Sans oublier le ralentissement mondial (le Brésil vient d’abaisser officiellement sa prévision de croissance à 2% contre 4,5% en début d’année) et de la crise de la consommation dans la plupart des pays développés. Comme l’indique Ben Bernanke, il ne faut pas s’attendre à une embellie significative avant mi-2015 (nouvel objectif pour le maintien du taux zéro).
Ben Bernanke a donc passé outre ce jeudi les nombreux avertissements à peine voilés de la Chine à l’encontre de toute initiative qui pourrait déclencher une instabilité des prix, Pékin redoutant plus que tout l’inflation et les troubles sociaux qu’elle engendre.
▪ Une flambée boursière bien sélective…
Inquiétude certainement justifiée et partagée par Wall Street. Les marchés parient déjà sur la flambée des matières premières : les sociétés minières, les parapétrolières et les spécialistes des matériaux de base ont explosé à la hausse, prenant 5% à 7% en moyenne jeudi soir, ce qui a largement contribué à l’envol de 1,63% du S&P jusque vers 1 460 points.
Les banques ont également flambé, les constructeurs de maisons individuelles aussi… Mais comme si Wall Street savait déjà que tout cet argent n’ira pas irriguer l’économie réelle ni soutenir la consommation, les rares valeurs qui n’ont pas bénéficié du rally haussier sont des titres du secteur de la distribution comme Sears avec -1,8%, Best Buy -1,4%, JC Penney -1,3%, Fossil -0,5%… ça ne s’invente pas !
Le message est pour le moins surprenant : la Fed prétend soutenir l’économie en redonnant une marge de manoeuvre aux banques pour prêter plus d’argent… mais le marché anticipe que la consommation ne sera pas au rendez-vous au cours des 12 prochains mois.

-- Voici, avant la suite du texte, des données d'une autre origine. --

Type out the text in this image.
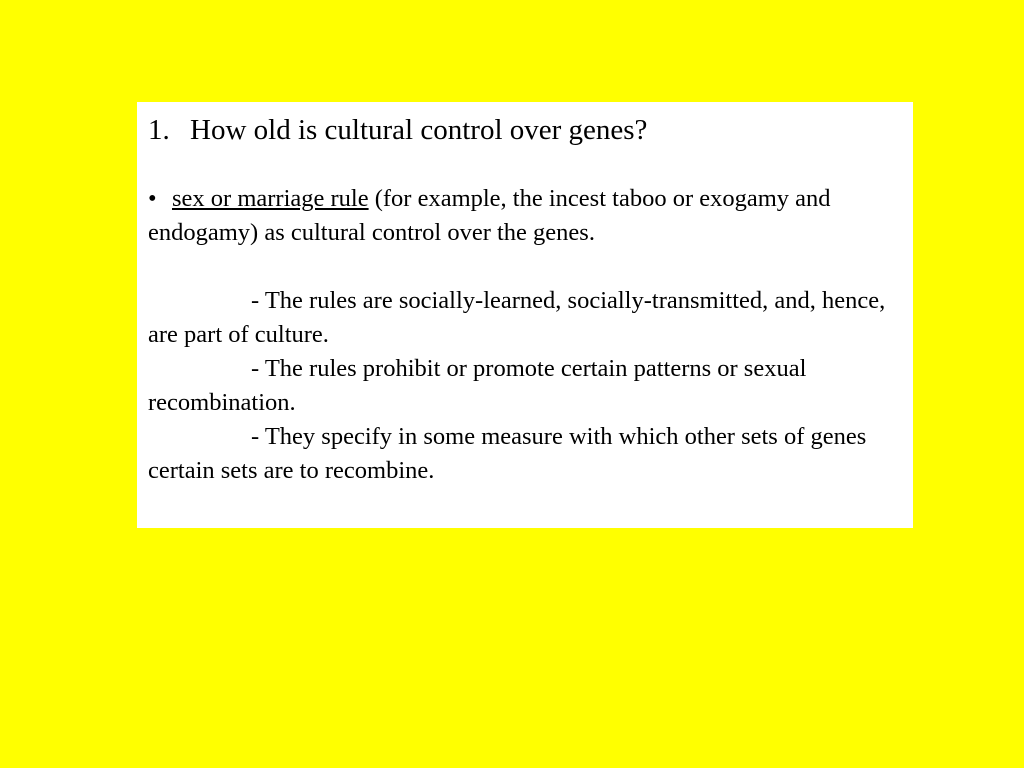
1. How old is cultural control over genes?

• sex or marriage rule (for example, the incest taboo or exogamy and endogamy) as cultural control over the genes.

- The rules are socially-learned, socially-transmitted, and, hence, are part of culture.

- The rules prohibit or promote certain patterns or sexual recombination.

- They specify in some measure with which other sets of genes certain sets are to recombine.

L’autre surprise du jour, c’est que la décision de déclencher un QE3 — qui prend effet dès ce vendredi — a été votée à l’unanimité des membres de la Fed… moins une voix, celle de Jeffrey Lacker, l’éternel dissident qui trouverait facilement à se recaser comme conseiller auprès de la Bundesbank vu son allergie au recours systématique de Ben Bernanke à la planche à billets.

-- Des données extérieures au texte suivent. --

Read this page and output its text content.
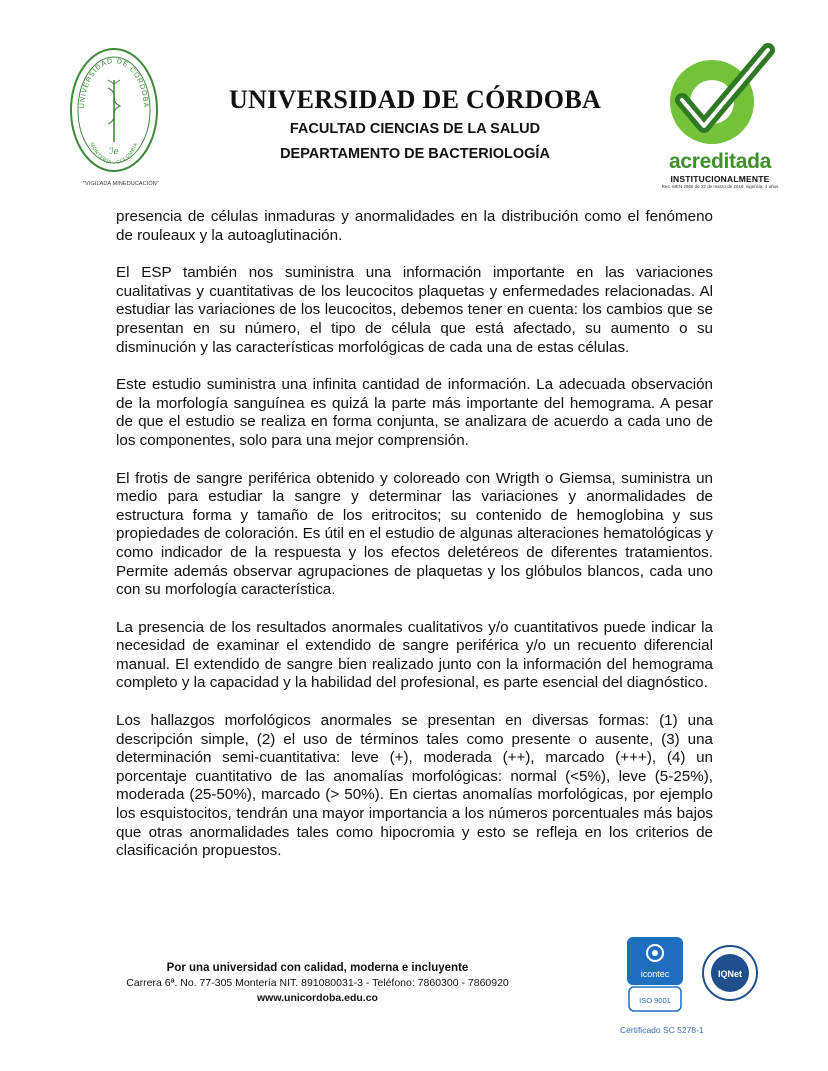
UNIVERSIDAD DE CÓRDOBA
MONTERÍA - COLOMBIA
ℐℯ
"VIGILADA MINEDUCACIÓN"
UNIVERSIDAD DE CÓRDOBA
FACULTAD CIENCIAS DE LA SALUD
DEPARTAMENTO DE BACTERIOLOGÍA	acreditada
INSTITUCIONALMENTE
Res. MEN 2966 de 22 de marzo de 2019, vigencia: 4 años

presencia de células inmaduras y anormalidades en la distribución como el fenómeno de rouleaux y la autoaglutinación.

El ESP también nos suministra una información importante en las variaciones cualitativas y cuantitativas de los leucocitos plaquetas y enfermedades relacionadas. Al estudiar las variaciones de los leucocitos, debemos tener en cuenta: los cambios que se presentan en su número, el tipo de célula que está afectado, su aumento o su disminución y las características morfológicas de cada una de estas células.

Este estudio suministra una infinita cantidad de información. La adecuada observación de la morfología sanguínea es quizá la parte más importante del hemograma. A pesar de que el estudio se realiza en forma conjunta, se analizara de acuerdo a cada uno de los componentes, solo para una mejor comprensión.

El frotis de sangre periférica obtenido y coloreado con Wrigth o Giemsa, suministra un medio para estudiar la sangre y determinar las variaciones y anormalidades de estructura forma y tamaño de los eritrocitos; su contenido de hemoglobina y sus propiedades de coloración. Es útil en el estudio de algunas alteraciones hematológicas y como indicador de la respuesta y los efectos deletéreos de diferentes tratamientos. Permite además observar agrupaciones de plaquetas y los glóbulos blancos, cada uno con su morfología característica.

La presencia de los resultados anormales cualitativos y/o cuantitativos puede indicar la necesidad de examinar el extendido de sangre periférica y/o un recuento diferencial manual. El extendido de sangre bien realizado junto con la información del hemograma completo y la capacidad y la habilidad del profesional, es parte esencial del diagnóstico.

Los hallazgos morfológicos anormales se presentan en diversas formas: (1) una descripción simple, (2) el uso de términos tales como presente o ausente, (3) una determinación semi-cuantitativa: leve (+), moderada (++), marcado (+++), (4) un porcentaje cuantitativo de las anomalías morfológicas: normal (<5%), leve (5-25%), moderada (25-50%), marcado (> 50%). En ciertas anomalías morfológicas, por ejemplo los esquistocitos, tendrán una mayor importancia a los números porcentuales más bajos que otras anormalidades tales como hipocromia y esto se refleja en los criterios de clasificación propuestos.

Por una universidad con calidad, moderna e incluyente
Carrera 6ª. No. 77-305 Montería NIT. 891080031-3 - Teléfono: 7860300 - 7860920
www.unicordoba.edu.co
icontec
ISO 9001
IQNet
Certificado SC 5278-1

De nombreux membres de la Fed s’étaient pourtant exprimés dans le même sens cet été, mettant en doute l’impact réel des mesures non-conventionnelles sur la croissance et l’emploi (« l’efficacité des QE n’a jamais été démontrée […] cela ne peut constituer qu’un dernier recours en cas de récession avérée « ).
▪ La planche à billets et ses effets secondaires
La planche à billets, cela ne permet guère de faire fondre le contingent des chômeurs et des sans-abris… mais pour faire flamber les matières premières, c’est un moyen très efficace : le baril teste les 98 $, l’once d’or s’envole de 2% à 1 770 $.

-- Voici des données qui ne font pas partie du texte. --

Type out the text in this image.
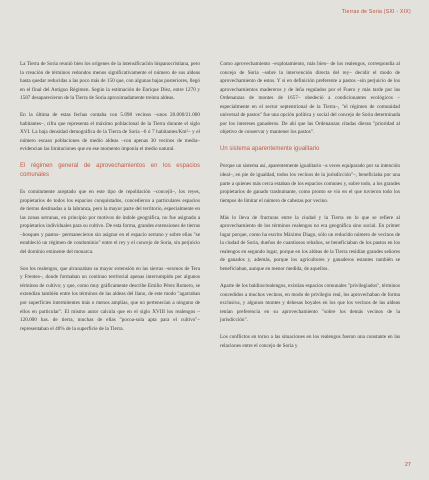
Tierras de Soria (SXI - XIX)

La Tierra de Soria reunió bien los orígenes de la intensificación hispanocristiana, pero la creación de términos redondos menos significativamente el número de sus aldeas hasta quedar reducidas a las poco más de 150 que, con algunas bajas posteriores, llegó en el final del Antiguo Régimen. Según la estimación de Enrique Díez, entre 1270 y 1587 desaparecieron de la Tierra de Soria aproximadamente treinta aldeas.

En la última de estas fechas contaba con 5.098 vecinos –unos 20.000/21.000 habitantes–, cifra que representa el máximo poblacional de la Tierra durante el siglo XVI. La baja densidad demográfica de la Tierra de Soria –6 ó 7 habitantes/Km²– y el número escaso poblaciones de medio aldeas –con apenas 30 vecinos de media– evidencian las limitaciones que en ese momento imponía el medio natural.

El régimen general de aprovechamientos en los espacios comunales

Es comúnmente aceptado que en este tipo de repoblación –concejil–, los reyes, propietarios de todos los espacios conquistados, concedieron a particulares espacios de tierras destinadas a la labranza, pero la mayor parte del territorio, especialmente en las zonas serranas, en principio por motivos de índole geográfica, no fue asignada a propietarios individuales para su cultivo. De esta forma, grandes extensiones de tierras –bosques y pastos– permanecieron sin asignar en el espacio serrano y sobre ellas "se estableció un régimen de condominio" entre el rey y el concejo de Soria, sin perjuicio del dominio eminente del monarca.

Son los realengos, que alcanzaban su mayor extensión en las sierras –sexmos de Tera y Frentes–, donde formaban un continuo territorial apenas interrumpido por algunos términos de cultivo; y que, como muy gráficamente describe Emilio Pérez Romero, se extendían también entre los términos de las aldeas del llano, de este modo "agarraban por superficies intermitentes más o menos amplias, que no pertenecían a ninguno de ellos en particular". El mismo autor calcula que en el siglo XVIII los realengos –120.000 has. de tierra, muchas de ellas "pocoa-sola apta para el cultivo"– representaban el 40% de la superficie de la Tierra.

Como aprovechamiento –explotamiento, más bien– de los realengos, correspondía al concejo de Soria –sobre la intervención directa del rey– decidir el modo de aprovechamiento de estos. Y si en definición preferente a pastos –sin perjuicio de los aprovechamientos madereros y de leña regulados por el Fuero y más tarde por las Ordenanzas de montes de 1657– obedeció a condicionantes ecológicos –especialmente en el sector septentrional de la Tierra–, "el régimen de comunidad universal de pastos" fue una opción política y social del concejo de Soria determinada por los intereses ganaderos. De ahí que las Ordenanzas citadas dieran "prioridad al objetivo de conservar y mantener los pastos".

Un sistema aparentemente igualitario

Porque un sistema así, aparentemente igualitario –a veces equiparado por su intención ideal–, en pie de igualdad, todos los vecinos de la jurisdicción"–, beneficiaba por una parte a quienes más cerca estaban de los espacios comunes y, sobre todo, a los grandes propietarios de ganado trashumante, como pronto se vio en el que tuvieron todo los tiempos de limitar el número de cabezas por vecino.

Más lo lleva de fracturas entre la ciudad y la Tierra en lo que se refiere al aprovechamiento de los términos realengos no era geográfica sino social. En primer lugar porque, como ha escrito Máximo Diago, sólo un reducido número de vecinos de la ciudad de Soria, dueños de cuantiosos rebaños, se beneficiaban de los pastos en los realengos en segundo lugar, porque en los aldeas de la Tierra residían grandes señores de ganados y, además, porque los agricultores y ganaderos estantes también se beneficiaban, aunque en menor medida, de aquellos.

Aparte de los baldíos/realengos, existían espacios comunales "privilegiados", términos concedidos a muchos vecinos, en modo de privilegio real, los aprovechaban de forma exclusiva, y algunos montes y dehesas boyales en los que los vecinos de las aldeas tenían preferencia en su aprovechamiento "sobre los demás vecinos de la jurisdicción".

Los conflictos en torno a las situaciones en los realengos fueron una constante en las relaciones entre el concejo de Soria y

27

Et pour plomber le dollar (ainsi que le commerce extérieur de l’Europe), c’est imparable : l’euro qui a déjà pris 5% en un mois dans l’anticipation d’une telle initiative culmine maintenant vers 1,30 $. Ce sont les exportateurs de l’Eurozone qui vont être contents !
Les investisseurs européens se sont en tous cas bien trompés ces derniers jours. Ils avaient fait le pari que Ben Bernanke ne prendrait pas le risque de donner un tel coup de pouce à la réélection de Barack Obama en lui offrant aussi gros ballon d’oxygène au meilleur moment pour redorer son bilan économique.
De nombreux commentateurs anglo-saxons convenaient jeudi soir que la décision de la Fed est probablement tout autant économique que politique. Il y a deux mois, les membres de la Réserve fédérale étaient divisés (à deux tiers/un tiers) sur la pertinence du recours à la planche à billets. Entre-temps, Mitt Romney a déclaré qu’il ne reconduirait pas Ben Bernanke dans ses fonctions en cas de victoire en novembre… et c’est soudain l’unanimité en faveur du QE3.
Jamais la Fed n’avait dérogé à une tradition de neutralité à deux mois des élections présidentielles, pour ne pas être soupçonnée d’avoir tenté de favoriser l’un des candidats.
Les temps changent… mais pas la tentation de tout faire pour garder sa place afin de pouvoir continuer à combler Wall Street de ses bienfaits. Et d’achever d’orchestre le plus phénoménal transfert de richesse des classes moyennes vers les ultra-riches (5% de la population détient désormais 80% des actions).